Erasmus+ – La vicepresidente della Commissione Europea, la romena Roxana Mînzatu, ha annunciato che nel 2026 il programma Erasmus+ avrà a disposizione un budget di oltre 5 miliardi di euro destinati a progetti di mobilità, formazione e istruzione. Secondo un comunicato della Rappresentanza della Commissione Europea in Romania, i fondi sosterranno lo sviluppo delle competenze, l’inclusione, la transizione digitale e verde, nonché gli studenti e gli insegnanti ucraini. L’annuncio arriva proprio nel giorno in cui Mînzatu ospita a Bruxelles il Summit Europeo sull’Istruzione e le Competenze, un evento al quale partecipano ministri dell’Istruzione e del Lavoro dell’UE. Erasmus+ 2026 offrirà opportunità di mobilità a oltre un milione di partecipanti e coinvolgerà oltre 100.000 organizzazioni.

 

Proteste – I rappresentanti dei sindacati dell’industria della difesa, aeronautica e navale hanno protestato oggi davanti al Ministero dell’Economia, insoddisfatti della mancanza di contratti e ordini nel settore, ma anche del livello degli stipendi.

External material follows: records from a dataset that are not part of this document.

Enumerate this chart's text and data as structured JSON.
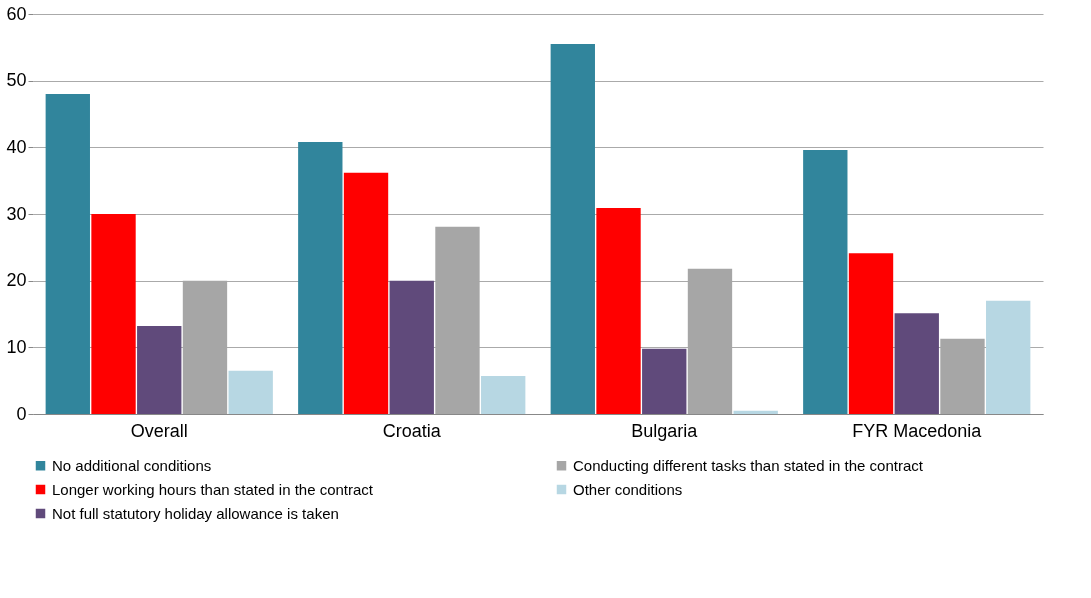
{
  "chart_data": {
    "type": "bar",
    "categories": [
      "Overall",
      "Croatia",
      "Bulgaria",
      "FYR Macedonia"
    ],
    "series": [
      {
        "name": "No additional conditions",
        "color": "#31859c",
        "values": [
          48,
          40.8,
          55.5,
          39.6
        ]
      },
      {
        "name": "Longer working hours than stated in the contract",
        "color": "#ff0000",
        "values": [
          30,
          36.2,
          30.9,
          24.1
        ]
      },
      {
        "name": "Not full statutory holiday allowance is taken",
        "color": "#604a7b",
        "values": [
          13.2,
          20,
          9.8,
          15.1
        ]
      },
      {
        "name": "Conducting different tasks than stated in the contract",
        "color": "#a6a6a6",
        "values": [
          20,
          28.1,
          21.8,
          11.3
        ]
      },
      {
        "name": "Other conditions",
        "color": "#b7d7e3",
        "values": [
          6.5,
          5.7,
          0.5,
          17
        ]
      }
    ],
    "ylim": [
      0,
      60
    ],
    "yticks": [
      0,
      10,
      20,
      30,
      40,
      50,
      60
    ],
    "grid": "y",
    "legend": "bottom"
  }
}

I manifestanti accusano anche il ministro dell’Economia, Radu Miruţă, di rifiutare un dialogo aperto, trasparente e costruttivo con i sindacati del settore. Miruţă ha proposto un incontro con i leader sindacali per lunedì, poiché oggi  ha partecipato alla conclusione dell’esercitazione militare Dacian Fall 2025.

 

Tratta esseri umani – Le autorità romene stanno adottando ulteriori misure per proteggere i minori vittime della tratta di esseri umani. Al Parlamento è stato presentato un ddl firmato da 40 parlamentari di tutti i partiti per la modifica del Codice di Procedura Penale, nel senso di ridurre la durata dei processi e, di conseguenza, di fornire maggior sostegno alle vittime minorenni. Secondo le autorità, la Romania sta affrontando una delle realtà più gravi in ​​Europa. Quasi la metà delle vittime della tratta di esseri umani sono minori, mentre la legislazione in materia deve riflettere la reale urgenza di risolvere questi casi, con una durata di oltre 1.000 giorni in primo grado.